The stuff in Signore's bag is actually a traveling weather station. Signore can check barometric pressure, humidity and temperature, among other things, from the equipment he keeps in the suitcase.

"You have to keep track of the weather in order to set the engines up to run properly," said Signore. "It was tough at our last race in Michigan. Over the course of the day, it was hot, then it got humid, then it cooled off. It was driving me crazy."

Signore had another rough day during the first day of IROC testing at Indianapolis Motor Speedway on June 15. It rained early in the morning, then cleared enough to run laps. But the test ended early when a large thunderstorm swept over the 2.5-mile course.

Young Andy: What does it take to become an IROC test driver? Well, No. 1, you have to be from Wisconsin, and No. 2, you must be at least 50 years old.

Actually, IROC president Jay Signore hires experienced stock car jockeys to help shake down his fleet of Pontiac Firebird Trans-Ams, and it just so happens that his three full-time test drivers -- Dave Marcis, Dick Trickle and Jim Sauter -- are over 50 and hail from the land of the Cheeseheads.

Signore is bringing along some young talent. Andy Hillenburg, a former ARCA Bondo Mar-Hyde Series champion, works on a part-time status with IROC. Hillenburg, who grew up in Indianapolis, is just 35 years old. He is testing for IROC this week at Indy.

"I'm the new guy on the crew," said Hillenburg. "Dave, Dick and Jim show me the ropes, and it increases the learning curve. It helps me out so much to do it. I'm like a sponge when I'm around those guys.

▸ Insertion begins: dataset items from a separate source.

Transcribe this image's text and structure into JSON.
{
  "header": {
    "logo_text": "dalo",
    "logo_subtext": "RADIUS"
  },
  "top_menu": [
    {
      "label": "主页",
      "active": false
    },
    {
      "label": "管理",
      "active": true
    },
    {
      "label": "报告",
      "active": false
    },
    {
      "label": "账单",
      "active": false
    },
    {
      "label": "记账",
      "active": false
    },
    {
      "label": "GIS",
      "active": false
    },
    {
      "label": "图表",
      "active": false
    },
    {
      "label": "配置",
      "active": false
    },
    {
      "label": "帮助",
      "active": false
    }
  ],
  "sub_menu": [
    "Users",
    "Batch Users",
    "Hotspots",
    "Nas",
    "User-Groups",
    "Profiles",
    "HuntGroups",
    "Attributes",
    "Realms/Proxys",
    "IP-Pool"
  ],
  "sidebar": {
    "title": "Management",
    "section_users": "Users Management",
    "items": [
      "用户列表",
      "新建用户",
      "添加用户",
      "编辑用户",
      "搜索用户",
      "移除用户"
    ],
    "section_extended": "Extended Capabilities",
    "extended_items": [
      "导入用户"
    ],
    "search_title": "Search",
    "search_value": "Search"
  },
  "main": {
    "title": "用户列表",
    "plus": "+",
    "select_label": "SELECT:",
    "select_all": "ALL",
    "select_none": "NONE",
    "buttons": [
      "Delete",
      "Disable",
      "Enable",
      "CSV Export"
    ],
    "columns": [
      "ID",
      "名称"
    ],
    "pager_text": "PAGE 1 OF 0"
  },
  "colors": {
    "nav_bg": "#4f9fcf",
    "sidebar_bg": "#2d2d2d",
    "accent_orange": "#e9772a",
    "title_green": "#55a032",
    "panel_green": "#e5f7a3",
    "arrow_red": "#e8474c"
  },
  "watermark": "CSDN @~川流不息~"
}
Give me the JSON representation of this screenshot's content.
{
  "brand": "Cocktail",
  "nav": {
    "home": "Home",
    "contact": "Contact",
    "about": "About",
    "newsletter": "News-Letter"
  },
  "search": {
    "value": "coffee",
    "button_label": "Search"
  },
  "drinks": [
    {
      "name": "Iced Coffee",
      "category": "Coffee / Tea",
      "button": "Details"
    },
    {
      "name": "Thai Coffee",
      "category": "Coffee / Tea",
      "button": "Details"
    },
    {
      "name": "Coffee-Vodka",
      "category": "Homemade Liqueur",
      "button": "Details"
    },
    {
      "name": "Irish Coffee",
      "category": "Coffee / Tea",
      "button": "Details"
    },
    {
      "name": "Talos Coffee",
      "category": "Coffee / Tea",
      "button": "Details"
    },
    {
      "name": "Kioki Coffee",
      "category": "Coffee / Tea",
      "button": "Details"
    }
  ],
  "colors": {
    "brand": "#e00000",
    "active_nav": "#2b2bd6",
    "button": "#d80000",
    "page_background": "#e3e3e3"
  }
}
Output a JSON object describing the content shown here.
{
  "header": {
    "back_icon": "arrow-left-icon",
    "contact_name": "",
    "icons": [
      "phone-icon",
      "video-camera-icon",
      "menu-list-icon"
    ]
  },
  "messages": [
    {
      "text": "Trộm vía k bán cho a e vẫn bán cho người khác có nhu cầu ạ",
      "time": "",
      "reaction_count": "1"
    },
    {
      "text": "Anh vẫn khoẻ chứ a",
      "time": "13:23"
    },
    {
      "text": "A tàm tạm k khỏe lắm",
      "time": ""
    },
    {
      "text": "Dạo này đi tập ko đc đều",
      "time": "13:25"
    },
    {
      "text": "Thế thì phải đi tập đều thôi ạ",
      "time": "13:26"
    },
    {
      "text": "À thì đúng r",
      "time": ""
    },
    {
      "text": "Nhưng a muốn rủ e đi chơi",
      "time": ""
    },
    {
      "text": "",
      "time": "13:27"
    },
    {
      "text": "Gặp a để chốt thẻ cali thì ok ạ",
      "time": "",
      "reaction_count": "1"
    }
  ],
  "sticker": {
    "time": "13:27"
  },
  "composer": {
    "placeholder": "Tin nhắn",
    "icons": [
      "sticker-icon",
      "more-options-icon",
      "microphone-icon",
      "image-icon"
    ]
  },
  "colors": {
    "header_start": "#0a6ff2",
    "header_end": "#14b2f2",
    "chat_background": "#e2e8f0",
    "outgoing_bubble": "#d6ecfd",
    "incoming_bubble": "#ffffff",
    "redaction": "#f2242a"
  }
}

"When they make a chassis change, I can actually go out in one of the cars and feel it myself. It's a big plus to have these veterans, who are truly first class, willing to help a new guy. I love to be associated with those people. This whole organization is first class."

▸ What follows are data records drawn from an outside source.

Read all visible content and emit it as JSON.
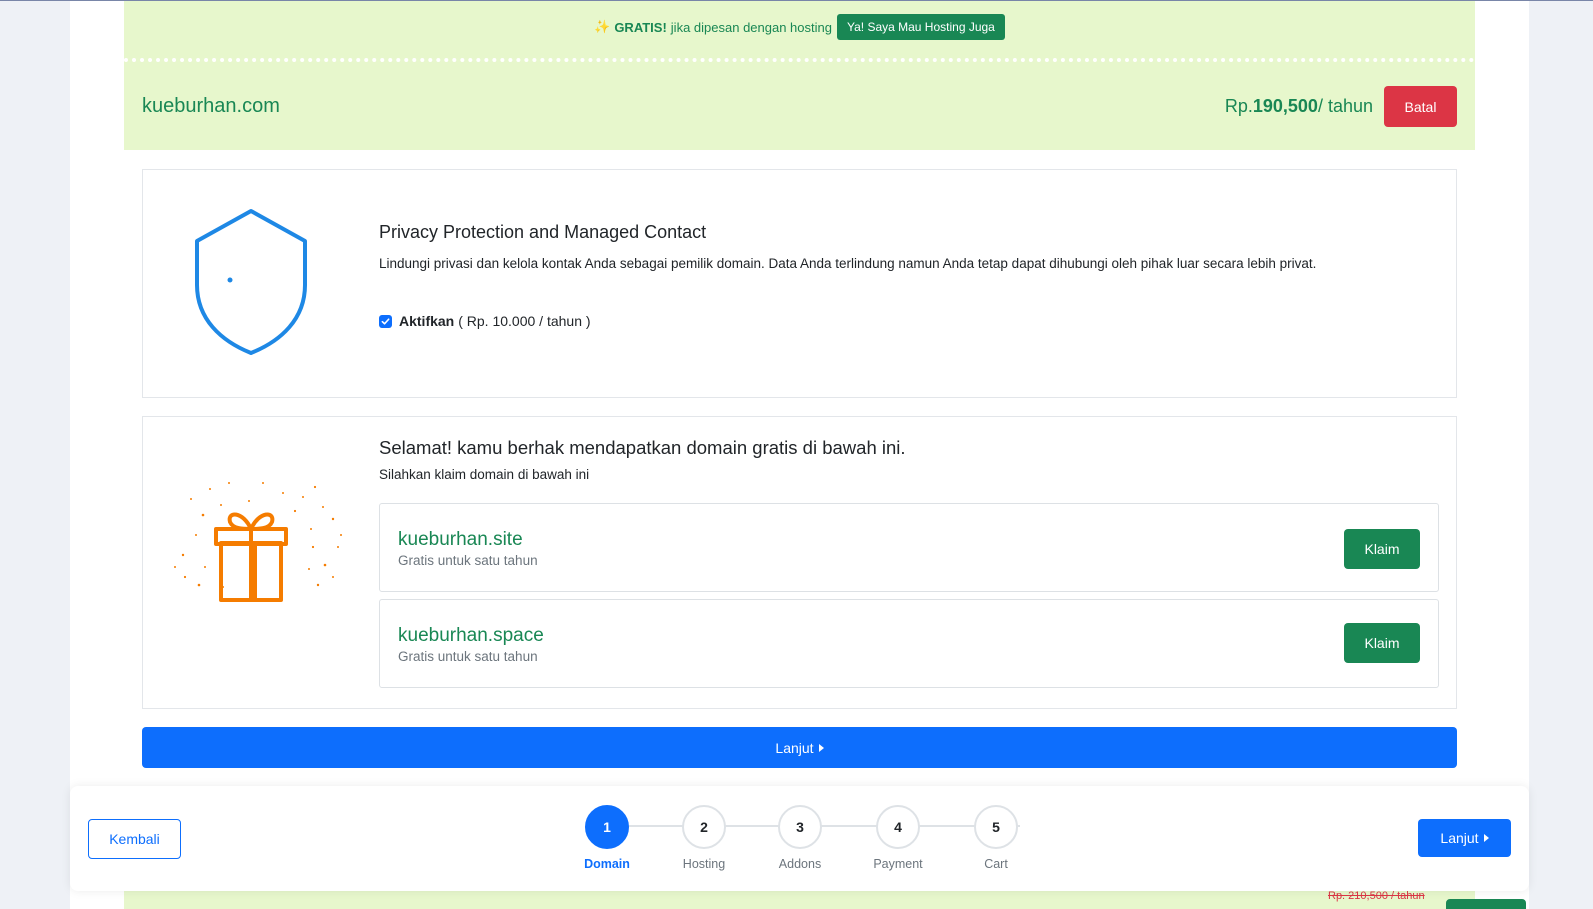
{
  "promo": {
    "bold": "GRATIS!",
    "text": "jika dipesan dengan hosting",
    "button": "Ya! Saya Mau Hosting Juga"
  },
  "selected_domain": {
    "name": "kueburhan.com",
    "price_prefix": "Rp.",
    "price_amount": "190,500",
    "price_suffix": "/ tahun",
    "cancel_label": "Batal"
  },
  "privacy": {
    "title": "Privacy Protection and Managed Contact",
    "description": "Lindungi privasi dan kelola kontak Anda sebagai pemilik domain. Data Anda terlindung namun Anda tetap dapat dihubungi oleh pihak luar secara lebih privat.",
    "checkbox_label": "Aktifkan",
    "checkbox_price": "( Rp. 10.000 / tahun )",
    "checked": true
  },
  "free_domain": {
    "title": "Selamat! kamu berhak mendapatkan domain gratis di bawah ini.",
    "subtitle": "Silahkan klaim domain di bawah ini",
    "items": [
      {
        "name": "kueburhan.site",
        "note": "Gratis untuk satu tahun",
        "button": "Klaim"
      },
      {
        "name": "kueburhan.space",
        "note": "Gratis untuk satu tahun",
        "button": "Klaim"
      }
    ]
  },
  "continue_label": "Lanjut",
  "peek": {
    "strike_price": "Rp. 210,500 / tahun"
  },
  "stepper": {
    "back_label": "Kembali",
    "next_label": "Lanjut",
    "active_index": 0,
    "steps": [
      {
        "number": "1",
        "label": "Domain"
      },
      {
        "number": "2",
        "label": "Hosting"
      },
      {
        "number": "3",
        "label": "Addons"
      },
      {
        "number": "4",
        "label": "Payment"
      },
      {
        "number": "5",
        "label": "Cart"
      }
    ]
  },
  "colors": {
    "green": "#198754",
    "blue": "#0d6efd",
    "red": "#dc3545",
    "orange": "#f57c00",
    "header_bg": "#e7f7cc"
  }
}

They'll be back: IROC will return to Indianapolis Motor Speedway for a third test in the days leading up to the series' season finale scheduled for July 31.

IROC will open its final test session July 25 and run four consecutive days of practice in preparation for Round 4 over Indy's historic 2.5-mile course.

The NASCAR Winston Cup Series then takes control of the course for practice July 29. The fifth annual Brickyard 400 is scheduled for Aug. 1.